Any avid cook knows how essential herbs and spices are to various dishes. They add much-needed flavor to anything from pasta to fish. But instead of purchasing these herbs at the supermarket each week, consider growing your very own herb garden right in the comfort of your own home. This way, you can have a fresh way to season your dishes whether it’s the middle of winter or the beginning of spring. Plus, all that lush greenery provides a pop of bright color to liven up your kitchen! Here are some tips for growing your own herb garden:
Bathe herbs in sunlight
You certainly don’t want to store your herbs in a dark corner of your kitchen. Place them in a light area, whether it’s on a windowsill or directly under a skylight. The herbs should be getting at least four to six hours of direct sun each day.
Know which herbs to grow
Some herbs are great for growing in your kitchen, while others have a very short lifespan indoors.
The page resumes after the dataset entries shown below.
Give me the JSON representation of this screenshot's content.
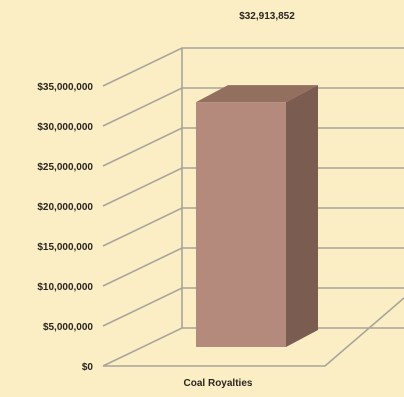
{
  "chart_data": {
    "type": "bar",
    "style": "3d-column",
    "categories": [
      "Coal Royalties"
    ],
    "values": [
      32913852
    ],
    "data_labels": [
      "$32,913,852"
    ],
    "title": "",
    "xlabel": "",
    "ylabel": "",
    "ylim": [
      0,
      35000000
    ],
    "yticks": [
      0,
      5000000,
      10000000,
      15000000,
      20000000,
      25000000,
      30000000,
      35000000
    ],
    "ytick_labels": [
      "$0",
      "$5,000,000",
      "$10,000,000",
      "$15,000,000",
      "$20,000,000",
      "$25,000,000",
      "$30,000,000",
      "$35,000,000"
    ],
    "grid": true,
    "legend": "none",
    "colors": {
      "background": "#fbeec5",
      "bar_front": "#b48a7c",
      "bar_side": "#7a5d50",
      "bar_top": "#936f60",
      "gridlines": "#a9a49a"
    }
  }
}
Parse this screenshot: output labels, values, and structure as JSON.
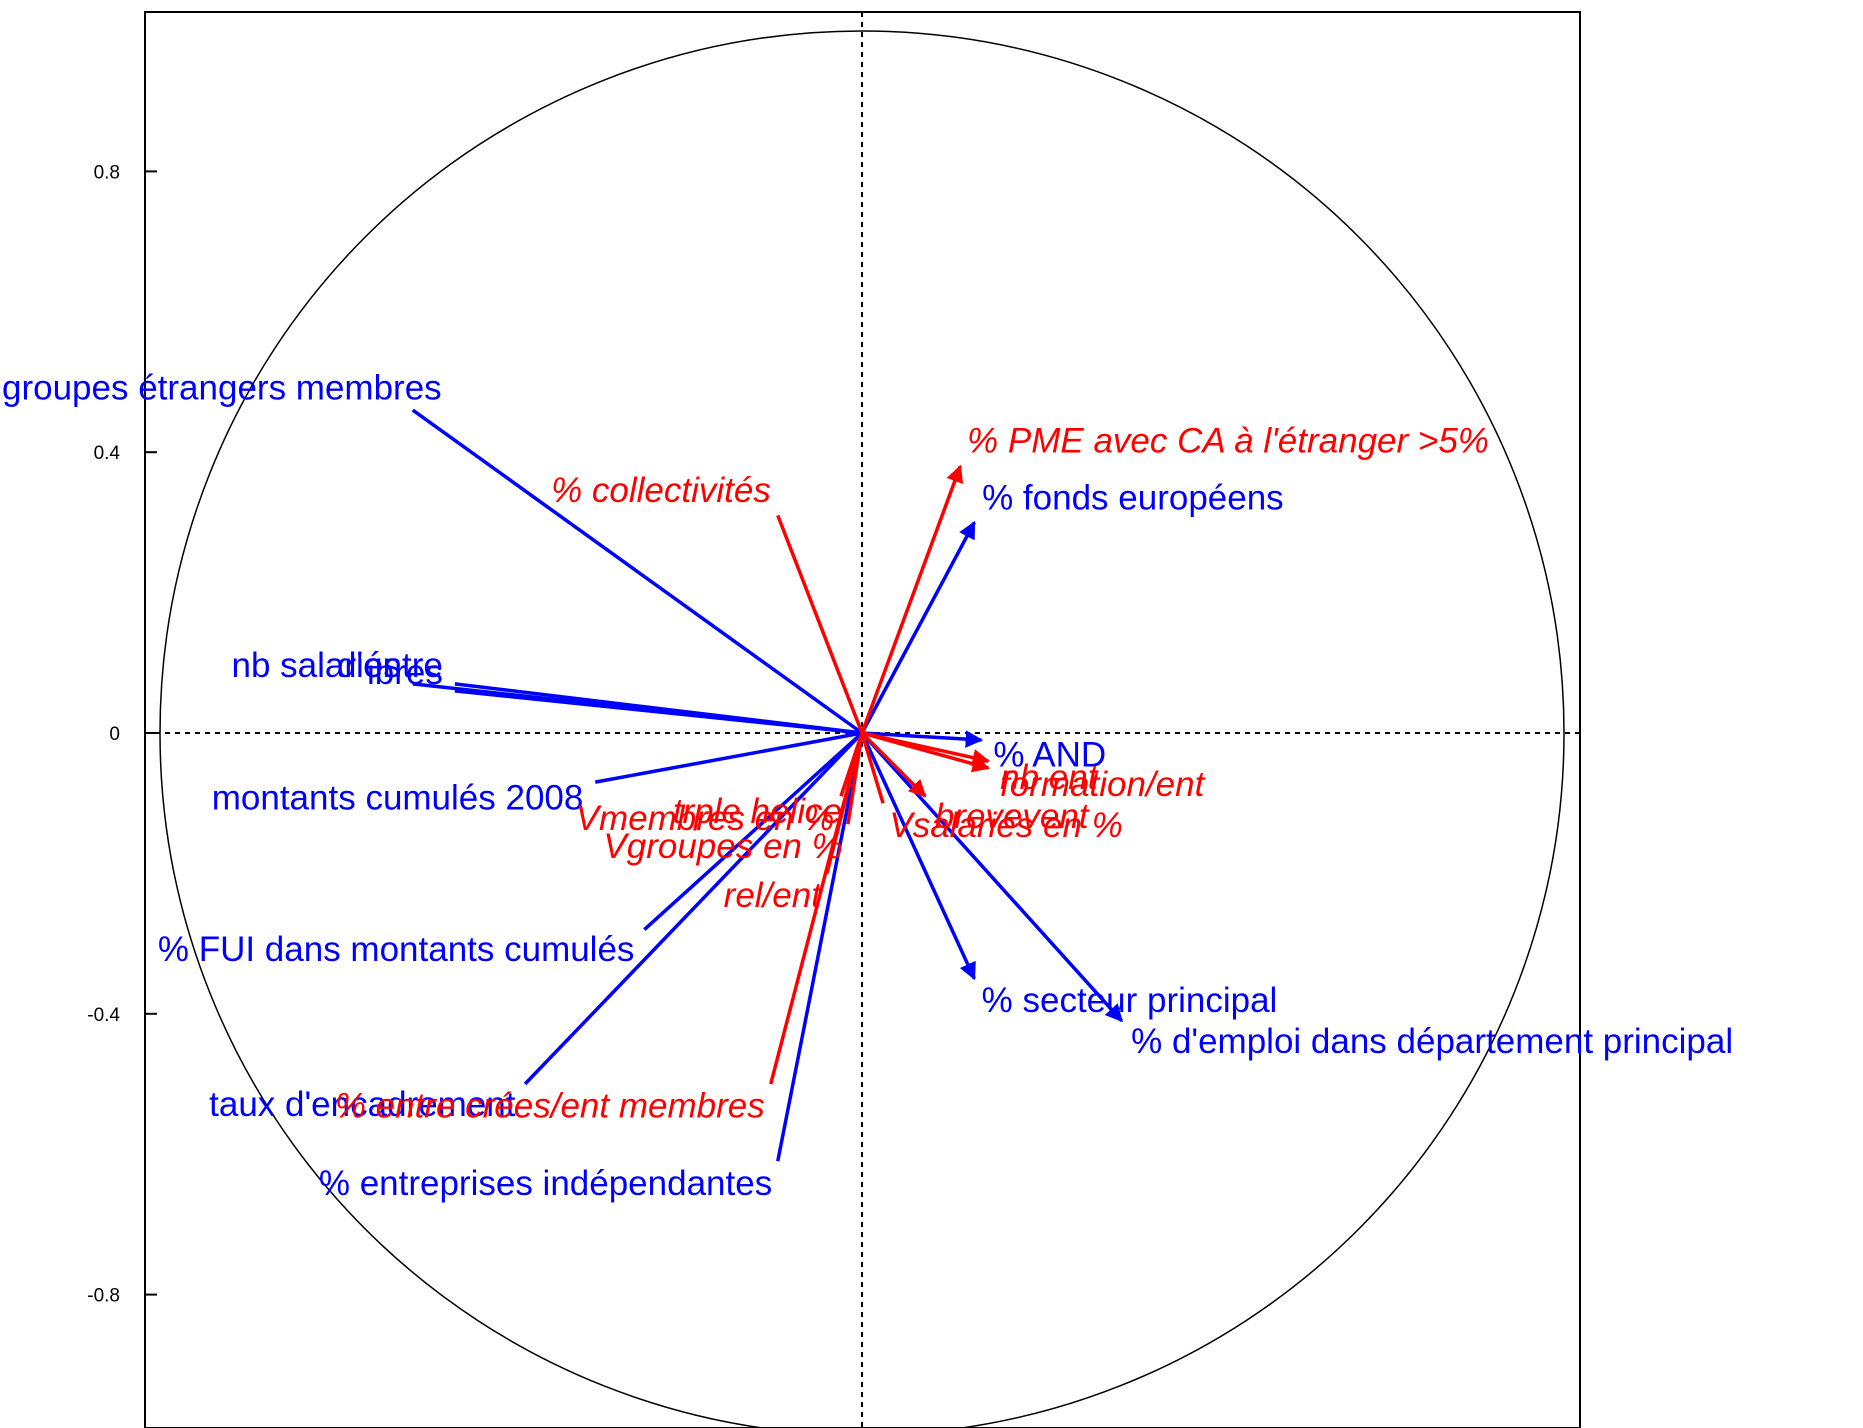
{
  "chart_data": {
    "type": "scatter",
    "subtype": "correlation-circle",
    "title": "",
    "xlabel": "",
    "ylabel": "",
    "xlim": [
      -1.02,
      1.02
    ],
    "ylim": [
      -1.02,
      1.02
    ],
    "grid": false,
    "zero_lines": "dashed",
    "y_ticks": [
      {
        "value": 0.8,
        "label": "0.8"
      },
      {
        "value": 0.4,
        "label": "0.4"
      },
      {
        "value": 0,
        "label": "0"
      },
      {
        "value": -0.4,
        "label": "-0.4"
      },
      {
        "value": -0.8,
        "label": "-0.8"
      }
    ],
    "series": [
      {
        "color": "#0000ff",
        "style": "normal",
        "points": [
          {
            "label": "groupes étrangers membres",
            "x": -0.64,
            "y": 0.46,
            "arrow": false
          },
          {
            "label": "% fonds européens",
            "x": 0.16,
            "y": 0.3,
            "arrow": true
          },
          {
            "label": "d'entre",
            "x": -0.58,
            "y": 0.07,
            "arrow": false
          },
          {
            "label": "nb salariés",
            "x": -0.64,
            "y": 0.07,
            "arrow": false
          },
          {
            "label": "ibres",
            "x": -0.58,
            "y": 0.06,
            "arrow": false
          },
          {
            "label": "% AND",
            "x": 0.17,
            "y": -0.01,
            "arrow": true
          },
          {
            "label": "montants cumulés 2008",
            "x": -0.38,
            "y": -0.07,
            "arrow": false
          },
          {
            "label": "% FUI dans montants cumulés",
            "x": -0.31,
            "y": -0.28,
            "arrow": false
          },
          {
            "label": "% secteur principal",
            "x": 0.16,
            "y": -0.35,
            "arrow": true
          },
          {
            "label": "% d'emploi dans département principal",
            "x": 0.37,
            "y": -0.41,
            "arrow": true
          },
          {
            "label": "taux d'encadrement",
            "x": -0.48,
            "y": -0.5,
            "arrow": false
          },
          {
            "label": "% entreprises indépendantes",
            "x": -0.12,
            "y": -0.61,
            "arrow": false
          }
        ]
      },
      {
        "color": "#ff0000",
        "style": "italic",
        "points": [
          {
            "label": "% PME avec CA à l'étranger >5%",
            "x": 0.14,
            "y": 0.38,
            "arrow": true
          },
          {
            "label": "% collectivités",
            "x": -0.12,
            "y": 0.31,
            "arrow": false
          },
          {
            "label": "formation/ent",
            "x": 0.18,
            "y": -0.05,
            "arrow": true
          },
          {
            "label": "nb ent",
            "x": 0.18,
            "y": -0.04,
            "arrow": true
          },
          {
            "label": "brevevent",
            "x": 0.09,
            "y": -0.09,
            "arrow": true
          },
          {
            "label": "trple helice",
            "x": -0.02,
            "y": -0.08,
            "arrow": false
          },
          {
            "label": "Vmembres en %",
            "x": -0.03,
            "y": -0.09,
            "arrow": false
          },
          {
            "label": "Vsalariés en %",
            "x": 0.03,
            "y": -0.1,
            "arrow": false
          },
          {
            "label": "Vgroupes en %",
            "x": -0.02,
            "y": -0.13,
            "arrow": false
          },
          {
            "label": "rel/ent",
            "x": -0.05,
            "y": -0.2,
            "arrow": false
          },
          {
            "label": "% entre crées/ent membres",
            "x": -0.13,
            "y": -0.5,
            "arrow": false
          }
        ]
      }
    ],
    "circle_radius": 1
  }
}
Basil, for instance, is frequently used to add flavor to dishes, but it may not last very long when cooped up indoors. Stick to herbs such as mint, thyme, rosemary, oregano and chives. These are able to successfully grow inside and may be used in anything from sauces and salads to soups and poultry. Taking a herb course online can help you implement all of your herbs and spices into different tasty dishes.
Choose small and large leaves
It may be tempting to cut off the largest, older leaves of the plant in order to enhance your dish with flavor, but you should switch off using small and big leaves. Those larger pieces help the herb to soak up light, so if all of them are gone, it might be hard for the plant to get enough sunshine to really thrive indoors.
Ventilate your kitchen
When the weather permits, open up the windows to allow fresh air to flow throughout your kitchen. Stuffy, humid conditions aren’t ideal for your herbs. When you can’t open the windows, consider turning on an overhead fan.
Switch up location
It’s important to move around each herb occasionally in order to give it an even amount of light. Even if all of the herbs are perched up on the windowsill, one plant may be getting more sunshine than the others. About once a week, rotate the herbs to keep them all fresh and healthy.